Cancelamentos, fake news, críticas e ofensas - as redes sociais podem e, muitas vezes, são usadas de maneira negativa pelas pessoas. Leilah sabe bem disso e assume que tem dificuldades em relação às críticas. Hoje, ela procura ter uma relação saudável com essas ferramentas. "Não vou mentir, tenho medo de julgamentos, não sei lidar muito bem com isso. Acabo entrando em crise de ansiedade e me deixa muito triste, até por coisas que já passei", afirma. Sua relação com as redes hoje é muito mais cuidadosa e amena. "Gosto de me resguardar, manter a minha privacidade. Não debato mais com as pessoas. Prefiro me preservar para manter a minha saúde emocional, e energética".
Como os bons ventos sempre sopram para quem tem disposição de navegar, mantendo a confiança no seu poder de atração, Leilah continua fazendo planos e recebendo convites para trabalhos especiais. Como o projeto Vozes, desenvolvido por Cid Moreira. "Recebi o convite da Fátima, esposa do Cid, para fazer este trabalho para o seu canal. A intenção é usar o meu lugar de fala, de mulher que veio do interior, de origem humilde, etnia miscigenada, que trabalha dentro de uma TV", explica. Como o convite aconteceu antes da pandemia, ambos estão aguardando um cenário mais seguro para dar andamento ao projeto. "Eu e o Cid somos de gerações, gêneros e atuações diferentes, mas nós dois trabalhamos com a voz. Atingimos as pessoas com a voz. A voz ultrapassa a idade, é singular, é a nossa frequência, nossa identidade sonora".

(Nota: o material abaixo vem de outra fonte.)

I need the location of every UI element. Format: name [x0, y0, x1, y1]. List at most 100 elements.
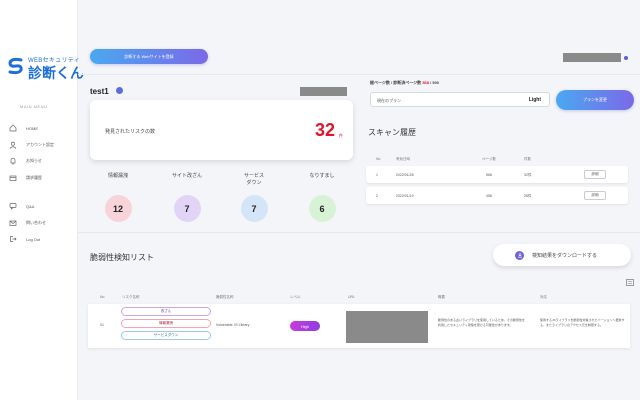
column-header: レベル — [290, 295, 301, 299]
category-count: 7 — [173, 195, 201, 222]
category-spoofing[interactable]: なりすまし 6 — [292, 173, 352, 222]
row-count: 26件 — [524, 194, 532, 198]
sidebar-menu: HOME アカウント設定 お知らせ 請求履歴 Q&A 問い合わせ Log Out — [8, 120, 78, 248]
mail-icon — [8, 218, 18, 228]
sidebar-item-label: Log Out — [26, 236, 41, 242]
sidebar-item-account[interactable]: アカウント設定 — [8, 137, 78, 154]
column-header: No — [100, 295, 105, 299]
bell-icon — [8, 156, 18, 166]
table-row[interactable]: 01 改ざん 情報漏洩 サービスダウン Vulnerable JS Librar… — [88, 304, 630, 348]
sidebar-item-contact[interactable]: 問い合わせ — [8, 215, 78, 232]
row-no: 2 — [376, 194, 378, 198]
column-header: リスク名称 — [122, 295, 140, 299]
sidebar-item-label: 問い合わせ — [26, 219, 46, 225]
column-header: 件数 — [524, 157, 531, 161]
sidebar-item-logout[interactable]: Log Out — [8, 231, 78, 248]
category-label: サービス ダウン — [243, 173, 264, 186]
project-settings-icon[interactable] — [116, 87, 123, 94]
user-menu-icon[interactable] — [624, 56, 628, 60]
redacted-user-name — [563, 53, 621, 62]
column-header: URL — [348, 295, 356, 299]
column-header: No — [376, 157, 381, 161]
sidebar: WEBセキュリティ 診断くん MAIN MENU HOME アカウント設定 お知… — [0, 0, 84, 400]
category-service-down[interactable]: サービス ダウン 7 — [224, 173, 284, 222]
logo-title: 診断くん — [28, 65, 84, 81]
filter-icon[interactable] — [626, 279, 634, 286]
category-label: 情報漏洩 — [107, 173, 128, 179]
category-count: 12 — [104, 195, 132, 222]
redacted-project-url — [300, 87, 347, 96]
row-no: 1 — [376, 173, 378, 177]
header-divider — [78, 74, 640, 75]
chat-icon — [8, 201, 18, 211]
column-header: ページ数 — [482, 157, 496, 161]
receipt-icon — [8, 173, 18, 183]
logout-icon — [8, 234, 18, 244]
register-site-button[interactable]: 診断する Webサイトを登録 — [90, 49, 208, 64]
risk-tag-tampering: 改ざん — [121, 307, 211, 316]
vulnerability-table-header: No リスク名称 脆弱性名称 レベル URL 概要 対応 — [90, 295, 630, 303]
sidebar-item-notice[interactable]: お知らせ — [8, 153, 78, 170]
scan-history-title: スキャン履歴 — [368, 128, 416, 137]
vulnerability-list-title: 脆弱性検知リスト — [90, 253, 154, 262]
redacted-url — [346, 311, 428, 343]
download-results-button[interactable]: 検知結果をダウンロードする — [493, 244, 631, 266]
table-row[interactable]: 2 2022/01/19 458 26件 詳細 — [366, 187, 628, 204]
scan-history-header: No 有効日時 ページ数 件数 — [368, 154, 630, 164]
risk-summary-card: 発見されたリスクの数 32 件 — [90, 100, 353, 160]
category-count: 6 — [308, 195, 336, 222]
vulnerability-summary: 脆弱性のある古いライブラリを使用しているため、その脆弱性を利用したセキュリティ攻… — [438, 318, 525, 327]
plan-value: Light — [528, 97, 541, 103]
detail-button[interactable]: 詳細 — [584, 191, 606, 200]
category-label: サイト改ざん — [171, 173, 202, 179]
table-row[interactable]: 1 2022/01/28 568 32件 詳細 — [366, 166, 628, 183]
home-icon — [8, 123, 18, 133]
risk-tag-info-leak: 情報漏洩 — [121, 319, 211, 328]
sidebar-item-billing[interactable]: 請求履歴 — [8, 170, 78, 187]
risk-count: 32 — [314, 120, 335, 140]
plan-label: 現在のプラン — [377, 98, 401, 103]
row-pages: 458 — [486, 194, 492, 198]
row-count: 32件 — [524, 173, 532, 177]
menu-title: MAIN MENU — [20, 104, 48, 109]
row-date: 2022/01/28 — [396, 173, 414, 177]
level-badge: High — [290, 321, 320, 331]
row-no: 01 — [100, 323, 104, 327]
row-date: 2022/01/19 — [396, 194, 414, 198]
sidebar-item-label: アカウント設定 — [26, 141, 54, 147]
risk-tags: 改ざん 情報漏洩 サービスダウン — [121, 307, 211, 343]
category-count: 7 — [240, 195, 268, 222]
category-tampering[interactable]: サイト改ざん 7 — [157, 173, 217, 222]
project-title: test1 — [90, 87, 109, 96]
sidebar-item-label: Q&A — [26, 203, 35, 209]
detail-button[interactable]: 詳細 — [584, 170, 606, 179]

Além desse projeto, Leilah, que é dona de uma produtora audiovisual, tem planos de lançar um canal com programação positiva para crianças, adolescentes e adultos com conteúdo engrandecedor. "Também está nos meus projetos ser idealizadora de um espaço de terapia holística por meio da energia e do som. Estou buscando me profissionalizar neste sentido", adianta.
Se Leilah pode ser um exemplo de força interior para todas nós, para ela o maior modelo vem de sua mãe, mulher simples do interior, que soube enfrentar as adversidades sem perder a serenidade. "Minha força como mulher vem da minha criação, da minha educação. Observando a minha mãe, como ela procedeu a vida toda desde que eu era pequena. Ela passou por muitas dificuldades com maestria, calma, força e inteligência, inclusive, emocional. Minha mãe foi e é a minha escola de como se manter forte", afirma.
"Me sinto vencedora e não só me sinto como eu sei que sou. Todas nós devemos nos sentir assim, independente do lugar que estamos ocupamos. Dentro de tudo que está acontecendo hoje, o fato de estarmos vivos já nos torna vencedores".